Ok, the hash I see for the ..tasks.yml (9cc6f078ec9749daff6eff6bb45add9e) is the same one you'd get with the different line endings. My guess is that there is an RStudio or git setting that is switching the line endings automatically. Here was Alison's diagnosis when she was digging into this issue earlier (note that she has already updated the cat() issue which was changed in that newer version of scipiper that would be installed w/ devtools):

OK, I think I found the issue and part of a fix. To summarize my line ending knowledge to date, there are three possible sources of line ending issues with shared caches:

  • One - the culprit here - is that scipiper was using cat to write that .yml file, and cat appears to write system-specific line endings without so much as giving you an option. I've switched that function to readr::write_lines locally, to match the changes I made in other file-writing functions a year ago, and will get a PR going with that change shortly.
  • Another is the .gitattributes file, which I believe we've set up properly for this project (. text eol=lf): https://github.com/USGS-R/lake-temperature-model-prep/blob/master/.gitattributes.
  • The last is the .Rproj file (probably lake-temperature-model-prep.Rproj in this case). We seem not to be sharing this one in the project, but there's an option in there to set Line ending conversion: Posix (LF). So either we should all make sure we have it set to that setting or we should git commit a single shared version of the .Rproj file to enforce that shared setting for all of us.
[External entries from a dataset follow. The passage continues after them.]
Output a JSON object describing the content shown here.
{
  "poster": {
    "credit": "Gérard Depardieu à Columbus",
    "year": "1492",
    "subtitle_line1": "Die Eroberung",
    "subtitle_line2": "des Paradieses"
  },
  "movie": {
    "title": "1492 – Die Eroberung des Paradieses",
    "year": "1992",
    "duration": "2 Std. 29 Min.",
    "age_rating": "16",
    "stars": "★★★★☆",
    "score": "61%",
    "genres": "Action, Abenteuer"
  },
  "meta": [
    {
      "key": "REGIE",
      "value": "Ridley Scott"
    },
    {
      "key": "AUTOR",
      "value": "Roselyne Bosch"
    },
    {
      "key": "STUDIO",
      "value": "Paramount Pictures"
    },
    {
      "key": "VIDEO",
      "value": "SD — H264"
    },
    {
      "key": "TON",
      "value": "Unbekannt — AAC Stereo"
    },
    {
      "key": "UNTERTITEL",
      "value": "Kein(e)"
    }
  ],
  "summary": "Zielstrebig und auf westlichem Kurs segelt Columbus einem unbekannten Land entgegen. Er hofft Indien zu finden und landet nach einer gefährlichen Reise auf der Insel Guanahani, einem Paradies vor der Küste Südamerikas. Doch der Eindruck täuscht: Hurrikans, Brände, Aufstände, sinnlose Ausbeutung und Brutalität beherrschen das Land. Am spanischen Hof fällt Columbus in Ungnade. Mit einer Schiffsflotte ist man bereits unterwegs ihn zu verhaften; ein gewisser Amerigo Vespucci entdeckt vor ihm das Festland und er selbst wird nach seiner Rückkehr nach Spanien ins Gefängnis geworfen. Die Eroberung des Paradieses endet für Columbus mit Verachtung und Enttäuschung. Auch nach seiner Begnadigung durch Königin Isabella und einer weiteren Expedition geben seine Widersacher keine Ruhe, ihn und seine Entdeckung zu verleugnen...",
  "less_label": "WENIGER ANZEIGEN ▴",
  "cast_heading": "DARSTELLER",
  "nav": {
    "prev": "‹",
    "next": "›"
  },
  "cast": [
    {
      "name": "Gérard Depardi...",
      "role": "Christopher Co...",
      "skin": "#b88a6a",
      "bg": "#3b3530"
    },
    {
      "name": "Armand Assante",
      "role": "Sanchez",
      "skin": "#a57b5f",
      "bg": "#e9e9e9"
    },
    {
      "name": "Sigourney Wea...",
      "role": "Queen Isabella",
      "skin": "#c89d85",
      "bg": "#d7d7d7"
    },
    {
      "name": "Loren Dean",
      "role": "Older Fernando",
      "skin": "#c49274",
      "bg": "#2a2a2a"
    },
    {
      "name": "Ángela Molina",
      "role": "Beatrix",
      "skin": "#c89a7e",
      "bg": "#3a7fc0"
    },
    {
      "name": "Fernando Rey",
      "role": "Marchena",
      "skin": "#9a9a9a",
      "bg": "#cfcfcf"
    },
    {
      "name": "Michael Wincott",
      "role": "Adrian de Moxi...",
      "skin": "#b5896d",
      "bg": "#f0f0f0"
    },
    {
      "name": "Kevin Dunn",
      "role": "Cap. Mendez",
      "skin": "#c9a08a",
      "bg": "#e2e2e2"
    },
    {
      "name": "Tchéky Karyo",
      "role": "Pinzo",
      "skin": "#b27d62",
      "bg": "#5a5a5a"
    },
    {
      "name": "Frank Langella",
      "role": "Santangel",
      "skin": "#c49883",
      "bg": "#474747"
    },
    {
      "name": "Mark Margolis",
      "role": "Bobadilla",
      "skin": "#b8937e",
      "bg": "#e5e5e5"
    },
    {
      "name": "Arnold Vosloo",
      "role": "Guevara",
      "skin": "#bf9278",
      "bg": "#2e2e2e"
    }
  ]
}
☝️ see the last bullet and if you don't mind, can you check and (if needed) change that setting in your .Rproj file?

aappling-usgs commented 5 years ago

Hi Kelsey, have you already tried rebuilding the yml file with force=TRUE? That might help.

scmake('1_crosswalk_fetch_nhd_tasks.yml', force=TRUE')
vitensek commented 5 years ago

I think that fixed things! Hooray! Thanks, Alison.

I also checked the .Rproj file setting and the line ending conversion is set to Posix (LF).

Thanks for the help, everyone!

vitensek commented 5 years ago

I see now that *_tasks.yml files are in .gitignore. Is this why it wasn't working when I tried doing a hard reset of my repository? Thanks for your patience as I learn!

aappling-usgs commented 5 years ago

Yep, that's why. Good observation. We ignore *_tasks.yml because they can be big enough to be unwieldy with git and GitHub, and because they can be generated from files that we do commit. It can be annoying at moments like this, though.